9. The apparatus of claim 8 wherein said hydraulic cylinder has a connecting member to pivotally connect said hydraulic cylinder to a prime mover, said prime mover providing power to operate said solenoid and said hydraulic cylinder.

10. The apparatus of claim 9 wherein said piston sleeve is connected to said hydraulic cylinder.

11. The apparatus of claim 10 wherein said solenoid is connected to said first end of said shaft.

12. A method for lifting and rotating objects, comprising the steps of:

a) inserting a toggle into an object through an opening, said toggle being in a vertical position;

b) placing said toggle in a horizontal position across said opening by activating a first power-driven mechanism;

c) lifting the object by lifting said toggle;

d) rotating said object to any desired position and maintaining the object in said desired position by operating a second power-driven mechanism;

e) lowering said toggle into said object after said lifting step is completed so that said toggle assumes a vertical position inside said object; and

f) removing said toggle from said object through said opening.

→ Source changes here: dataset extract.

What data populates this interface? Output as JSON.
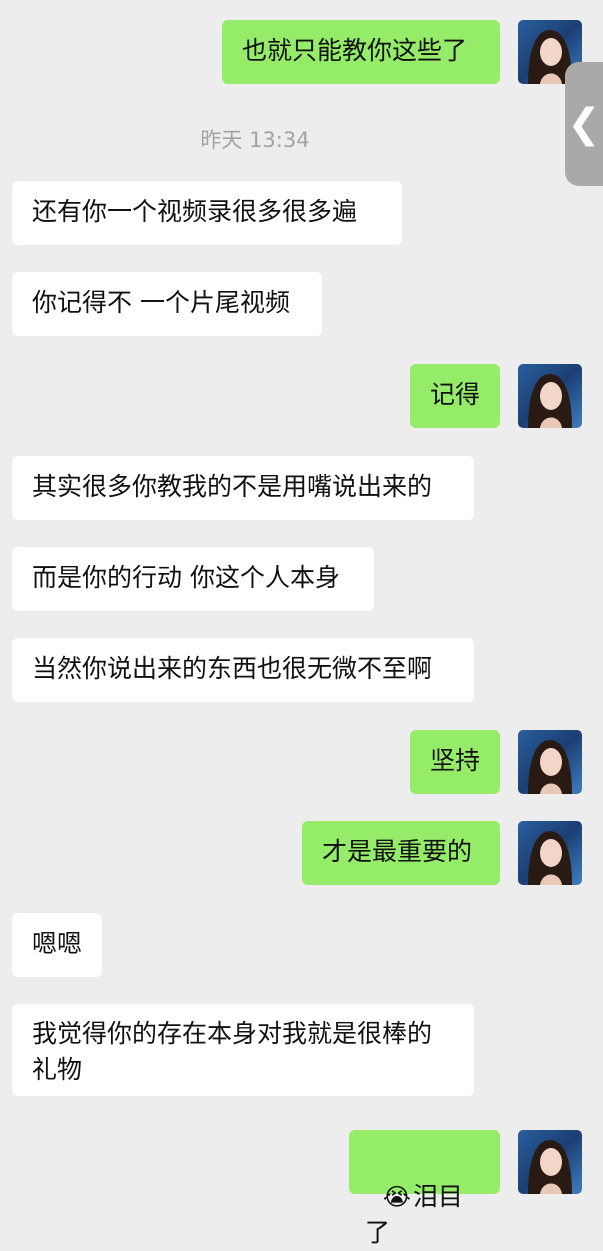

13. The method of claim 12 wherein the steps of inserting, lifting, lowering, and removing comprise attaching said toggle to a prime mover and inserting, lifting, lowering, and removing said toggle using said prime mover.

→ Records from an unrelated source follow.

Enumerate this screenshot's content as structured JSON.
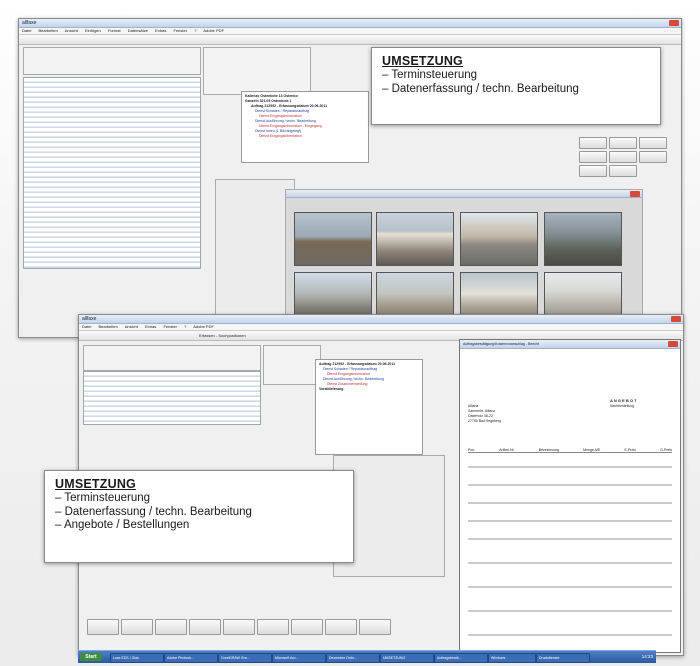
{
  "callout_top": {
    "heading": "UMSETZUNG",
    "items": [
      "– Terminsteuerung",
      "– Datenerfassung / techn. Bearbeitung"
    ]
  },
  "callout_bottom": {
    "heading": "UMSETZUNG",
    "items": [
      "– Terminsteuerung",
      "– Datenerfassung / techn. Bearbeitung",
      "– Angebote / Bestellungen"
    ]
  },
  "screen_top": {
    "window_title": "allfaxe",
    "menu": [
      "Datei",
      "Bearbeiten",
      "Ansicht",
      "Einfügen",
      "Format",
      "Datensätze",
      "Extras",
      "Fenster",
      "?",
      "Adobe PDF"
    ],
    "tree_lines": [
      {
        "text": "Kallenzo  Ostenbote  13 Ostenbo",
        "cls": "k"
      },
      {
        "text": "Ganzeln  321.05 Ostenbote 1",
        "cls": "k"
      },
      {
        "text": "Auftrag  212992 - Erfassungsdatum 20.06.2011",
        "cls": "k"
      },
      {
        "text": "Dienst  Schaden / Reparaturauftrag",
        "cls": "b"
      },
      {
        "text": "Dienst Eingangsinformation",
        "cls": "r"
      },
      {
        "text": "Dienst Ausführung / techn. Bearbeitung",
        "cls": "b"
      },
      {
        "text": "Dienst Eingangsinformation - Eingegang",
        "cls": "r"
      },
      {
        "text": "Dienst Innen (1 Bild abgelegt)",
        "cls": "b"
      },
      {
        "text": "Dienst Eingangsinformation",
        "cls": "r"
      }
    ]
  },
  "screen_bottom": {
    "window_title": "allfaxe",
    "menu": [
      "Datei",
      "Bearbeiten",
      "Ansicht",
      "Extras",
      "Fenster",
      "?",
      "Adobe PDF"
    ],
    "search_label": "Erfassen - Suchpositionen",
    "tree_lines": [
      {
        "text": "Auftrag 212992 - Erfassungsdatum 20.06.2011",
        "cls": "k"
      },
      {
        "text": "Dienst Schaden / Reparaturauftrag",
        "cls": "b"
      },
      {
        "text": "Dienst Eingangsinformation",
        "cls": "r"
      },
      {
        "text": "Dienst Ausführung / techn. Bearbeitung",
        "cls": "b"
      },
      {
        "text": "Dienst Zusammenstellung",
        "cls": "r"
      },
      {
        "text": "Vorablieferung",
        "cls": "k"
      }
    ],
    "doc_title": "Auftragsbestätigung/Kostenvoranschlag - Bericht",
    "doc_heading": "A N G E B O T",
    "doc_subheading": "Nachbestellung",
    "doc_address": [
      "Allianz",
      "Sammelrt. Allianz",
      "Osterholz  36-22",
      "27755 Bad Segeberg"
    ],
    "doc_table_headers": [
      "Pos.",
      "Artikel-Nr.",
      "Bezeichnung",
      "Menge-ME",
      "E-Preis",
      "G-Preis"
    ]
  },
  "taskbar": {
    "start_label": "Start",
    "tasks": [
      "Lose EDS / Glas",
      "Adobe Photosh...",
      "CorelDRAW Gra...",
      "Microsoft Acc...",
      "Dezember Ordn...",
      "UMSETZUNG",
      "Auftragsbestä...",
      "Windows",
      "Druckdienste"
    ],
    "clock": "14:23"
  }
}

14. The method of claim 12 wherein the step of placing said toggle in a horizontal position comprises a solenoid pulling on a bar.

15. The method of claim 12 wherein the step of rotating comprises pushing or pulling a piston with a hydraulic cylinder.

16. The method of claim 12 further comprising the step of moving said object forward or backward by pushing or pulling said toggle with said prime mover.

17. A method for lifting and rotating objects, comprising the steps of:

a) attaching a toggle pivotally to a prime mover;

b) inserting said toggle into an object through an opening using said prime mover, said toggle being in a vertical position;

c) placing said toggle in a horizontal position across said opening by activating a solenoid to pull a bar;

d) lifting said object by lifting said toggle using said prime mover;

e) rotating said object to any desired position and maintaining the object in said desired position by pushing or pulling a piston with a hydraulic cylinder;

f) lowering said toggle into said object using said prime mover after said lifting step is completed so that said toggle assumes a vertical position inside said object; and

g) removing said toggle from said object through said opening using said prime mover.

18. The method of claim 17 further comprising the step of moving said object forward or backward by pushing or pulling said toggle using said prime mover.

19. The method of claim 17 further comprising the step of providing power to said solenoid and to said hydraulic cylinder from said prime mover.

20. The method of claim 17 wherein steps b through g are performed by a single user operating entirely within said prime mover without the help of an additional worker.